Sunday, August 18, 2013

(Fuqiang) Wealth and Power and How the Chinese used Humiliation to Become a Great Power Again



Today, China has fuqiang  (Wealth and Power), but what drove the nation to achieve it was the concept of humiliation. This was well documented and explained in Orville Schell's and John Delury's Wealth and Power.
The Qing Dynasty was the ultimate villain ,run by Manchurians who had overwhelmed the Ming Dynasty (which were Han, the race that is 94percent of Chinese people) and eventually turned what was formally a great country into the "Sick Man of Asia." But they didn't do this alone and when Britain fought the opium wars to force the Chinese to accept the importation of opium it was just a matter of time before the dynasty and the self respect of the Chinese people went down the tubes. (It's interesting to note that opium was illegal in the British Isles while they were forcing it on the Chinese people.)

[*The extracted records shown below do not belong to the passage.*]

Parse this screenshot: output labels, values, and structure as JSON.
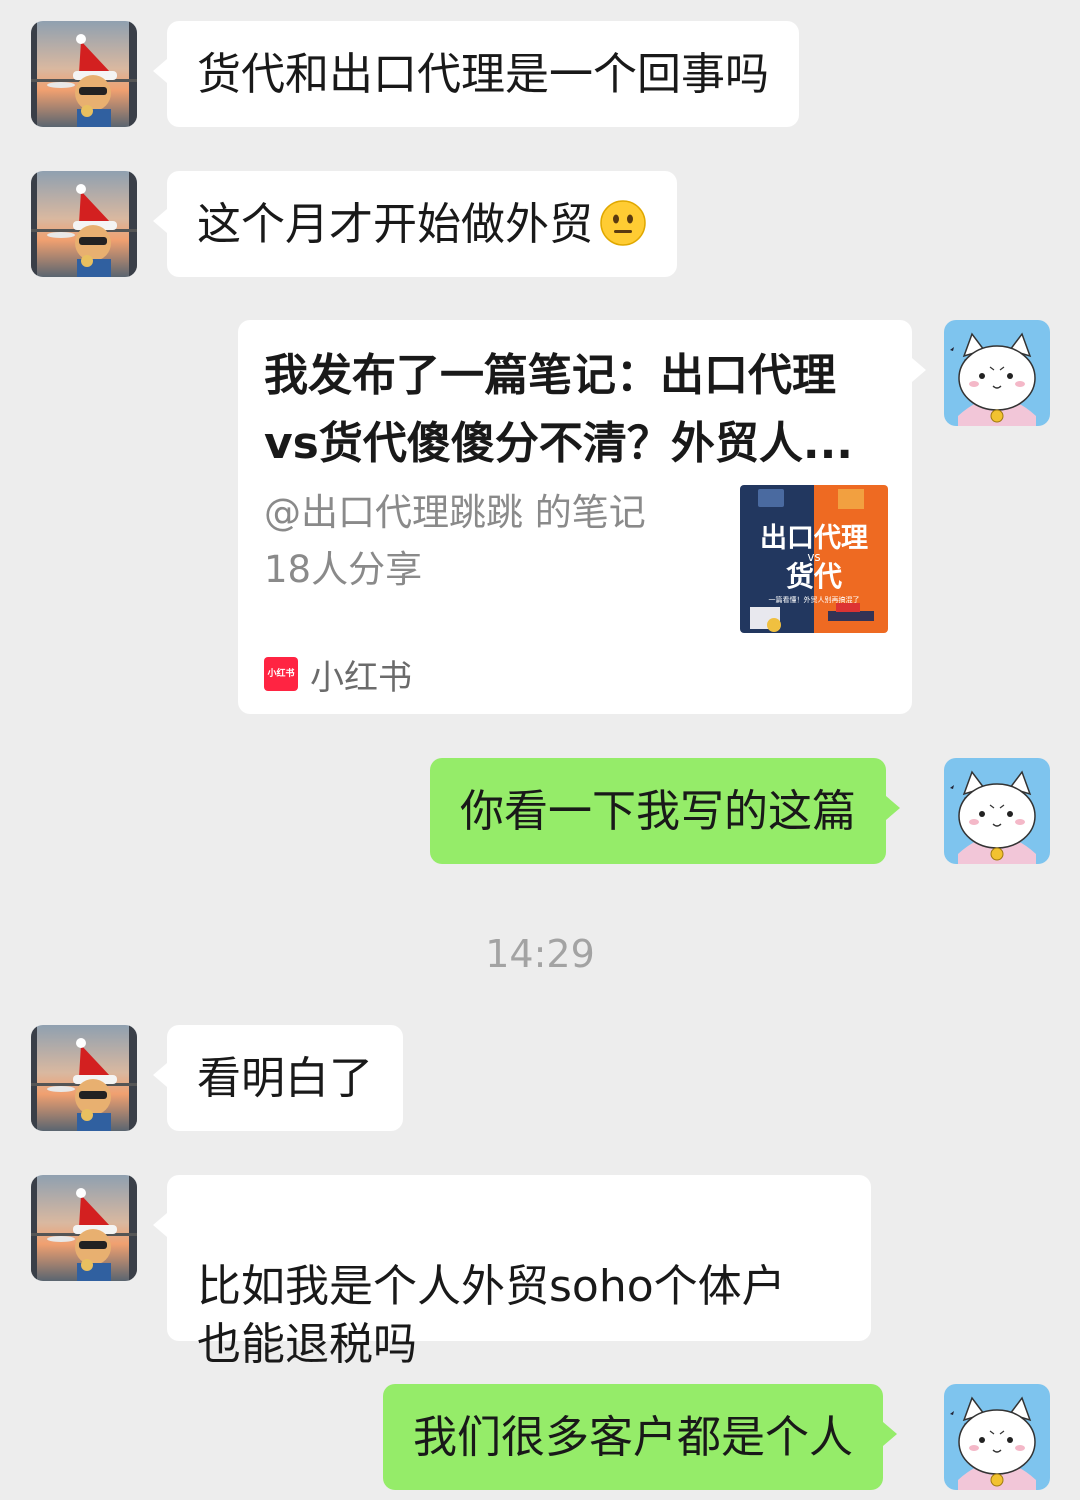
{
  "messages": [
    {
      "text": "货代和出口代理是一个回事吗"
    },
    {
      "text": "这个月才开始做外贸",
      "emoji": "neutral-face-emoji"
    },
    {
      "card": {
        "title_line1": "我发布了一篇笔记：出口代理",
        "title_line2": "vs货代傻傻分不清？外贸人...",
        "author": "@出口代理跳跳 的笔记",
        "shares": "18人分享",
        "thumbnail": {
          "line1": "出口代理",
          "vs": "vs",
          "line2": "货代",
          "sub": "一篇看懂！外贸人别再搞混了"
        },
        "source_logo": "小红书",
        "source_name": "小红书"
      }
    },
    {
      "text": "你看一下我写的这篇"
    },
    {
      "text": "看明白了"
    },
    {
      "text": "比如我是个人外贸soho个体户\n也能退税吗"
    },
    {
      "text": "我们很多客户都是个人"
    }
  ],
  "timestamp": "14:29",
  "colors": {
    "background": "#ededed",
    "incoming_bubble": "#ffffff",
    "outgoing_bubble": "#95ec69",
    "brand_red": "#ff2442"
  }
}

Imagine a country that for 5000 years had thought of itself as the Middle Kingdom (Zhongguo), and the center of advanced thought, having to accept signs on their own mainland barring "dogs and Chinese" from entering parks run by foreign governments.
For a proud people focusing on humiliation drove them night and day to throw of its yoke.Although it took a very long time (from the 1860's to today) the concept of humiliation was the final driver of Chinese reemergence as a Great Power. They talk particularly of Mao's admiration for the thought of Liang Qichao and Kang Youwei. What is interesting is that at one point all these philosophers, from Wei Yuan on, eventually decided the Chinese people could not be counted on to run their country. While some saw Chinese freedom as an evolutionary process in the end Mao Zedong decided everyone had to believe as he did and came up with the Rectification process to make sure everyone adhered to his political thought and none other.
It's an admirable thing to watch how China has returned to become a major player on the world stage. However, I hear many Chinese still say that the Chinese people can't govern themselves.
It seems clear that many of our assumptions in the United States about nation building have been foolish. An Iraq or Afghanistan functioning as a democracy seems as remote as ever. Perhaps all those Chinese scholars were right, but I wish the Chinese people could have the freedom I enjoy.